Voce di Napoli | Navigazione

La storia di Patrizia, disabile e prigioniera in casa: “Non impazzisco perché penso a mia figlia”

Prima dell’incidente si dirigeva verso una nuova esperienza lavorativa promettente, oggi è una disabile imprigionata in casa e costretta su una sedia a rotelle: questa la storia di Patrizia Arillo, residente nella Pignasecca a Napoli. Da circa 3 anni le è stata amputata la gamba destra e da allora non esce più di casa se non per visite mediche ospedaliere. Si occupa a tempo pieno di sua figlia, una 28enne con gravi problemi fin dalla nascita ed ha a disposizione un’esigua pensione d’invalidità.

Sto impazzendo perché sono 3 anni che sono chiusa in casa, come se stessi agli arresti domiciliari, senza aver commesso nessun reato“, così si racconta in un’intervista rilascia a Fanpage.it. Tredici anni fa Patrizia è rimasta vittima di un incidente automobilistico nel quale ha riportato diverse fratture. Un incidente che l’ha costretta a subire svariate operazioni; le era stato promesso che sarebbe tornata a svolgere la sua vita di sempre, invece 3 anni fa la decisione di amputarle la gamba che le ha cambiato drasticamente la vita. Quel periodo lo ricorda come un incubo, ma la sua disabilità adesso è una prigione: l’abitazione dove vive nella Pignasecca la separa dalla vita esterna a causa di alcune scale, che fanno da barriera architettonica e che sono impraticabili per la sedia a rotelle. Solo lo scorso ottobre le è stata concessa dal Tribunale del Lavoro l’invalidità di accompagnamento, che le dà diritto a 6 ore a settimana di aiuti in casa e 5 ore di assistenza personale (prevalentemente igienica).

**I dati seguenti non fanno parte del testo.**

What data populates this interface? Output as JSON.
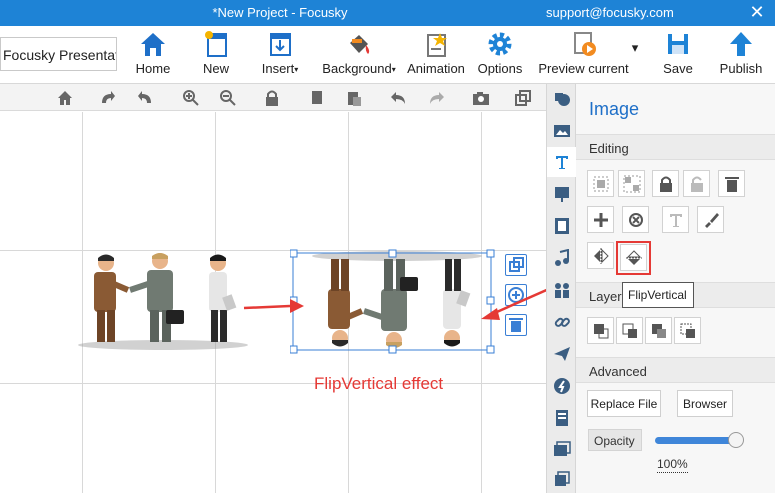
{
  "window": {
    "title": "*New Project - Focusky",
    "support": "support@focusky.com",
    "close": "✕"
  },
  "toolbar": {
    "project_name": "Focusky Presentation",
    "home": "Home",
    "new": "New",
    "insert": "Insert",
    "background": "Background",
    "animation": "Animation",
    "options": "Options",
    "preview": "Preview current",
    "save": "Save",
    "publish": "Publish",
    "caret": "▾"
  },
  "canvas": {
    "effect_label": "FlipVertical effect"
  },
  "panel": {
    "title": "Image",
    "editing": "Editing",
    "layering": "Layering",
    "advanced": "Advanced",
    "tooltip": "FlipVertical",
    "replace_file": "Replace File",
    "browser": "Browser",
    "opacity_label": "Opacity",
    "opacity_value": "100%",
    "opacity_fraction": 1.0
  },
  "colors": {
    "accent": "#1e83d6",
    "highlight": "#e53935",
    "selection": "#3a7fd5"
  }
}
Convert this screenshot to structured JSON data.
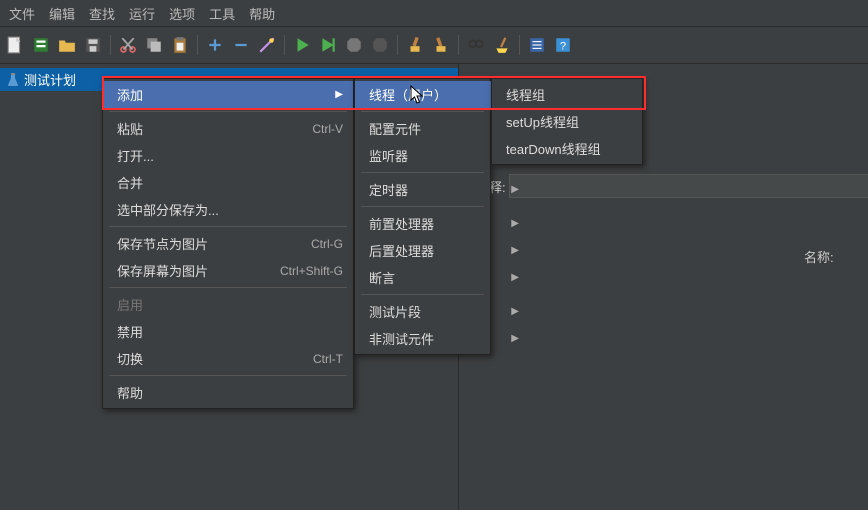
{
  "menubar": [
    "文件",
    "编辑",
    "查找",
    "运行",
    "选项",
    "工具",
    "帮助"
  ],
  "tree": {
    "item": "测试计划"
  },
  "right": {
    "label1": "释:",
    "label2": "名称:"
  },
  "menu1": {
    "items": [
      {
        "label": "添加",
        "arrow": true,
        "hl": true
      },
      {
        "sep": true
      },
      {
        "label": "粘贴",
        "shortcut": "Ctrl-V"
      },
      {
        "label": "打开..."
      },
      {
        "label": "合并"
      },
      {
        "label": "选中部分保存为..."
      },
      {
        "sep": true
      },
      {
        "label": "保存节点为图片",
        "shortcut": "Ctrl-G"
      },
      {
        "label": "保存屏幕为图片",
        "shortcut": "Ctrl+Shift-G"
      },
      {
        "sep": true
      },
      {
        "label": "启用",
        "disabled": true
      },
      {
        "label": "禁用"
      },
      {
        "label": "切换",
        "shortcut": "Ctrl-T"
      },
      {
        "sep": true
      },
      {
        "label": "帮助"
      }
    ]
  },
  "menu2": {
    "items": [
      {
        "label": "线程（用户）",
        "arrow": true,
        "hl": true
      },
      {
        "sep": true
      },
      {
        "label": "配置元件",
        "arrow": true
      },
      {
        "label": "监听器",
        "arrow": true
      },
      {
        "sep": true
      },
      {
        "label": "定时器",
        "arrow": true
      },
      {
        "sep": true
      },
      {
        "label": "前置处理器",
        "arrow": true
      },
      {
        "label": "后置处理器",
        "arrow": true
      },
      {
        "label": "断言",
        "arrow": true
      },
      {
        "sep": true
      },
      {
        "label": "测试片段",
        "arrow": true
      },
      {
        "label": "非测试元件",
        "arrow": true
      }
    ]
  },
  "menu3": {
    "items": [
      {
        "label": "线程组"
      },
      {
        "label": "setUp线程组"
      },
      {
        "label": "tearDown线程组"
      }
    ]
  },
  "toolbar_icons": [
    "new-file",
    "new-template",
    "open",
    "save",
    "cut",
    "copy",
    "paste",
    "plus",
    "minus",
    "wand",
    "run",
    "run-green",
    "stop",
    "stop-all",
    "clear-broom",
    "clear-broom2",
    "search",
    "sweep",
    "report",
    "help"
  ]
}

Patrizia chiede di poter avere un altro alloggio con accesso dalla strada, in modo da non dover essere costretta in casa per tutta la vita, ma ha una disponibilità economica di 500 euro al mese e vorrebbe continuare a vivere nello stesso quartiere dove ha sempre vissuto per via di sua figlia: “In questo quartiere è cresciuta e quindi la conoscono tutti e io sento che è protetta,  se le succede qualcosa già sanno di chi è figlia, chi è la mamma“. La donna si sentirebbe più sicura nel lasciare sua figlia in un luogo che sia a lei familiare perché essendo affetta da gravi problemi ha un costante bisogno di cure e attenzioni.

Sono sempre stata una donna attiva, anche se camminavo con le stampelle. Mi pento perché prima non andavo a mare, mi facevo i complessi perché ero grassa. Ora ci penso e mi pento di non aver approfittato. Non impazzisco e non faccio nessun atto di autolesionismo perché penso a mia figlia“.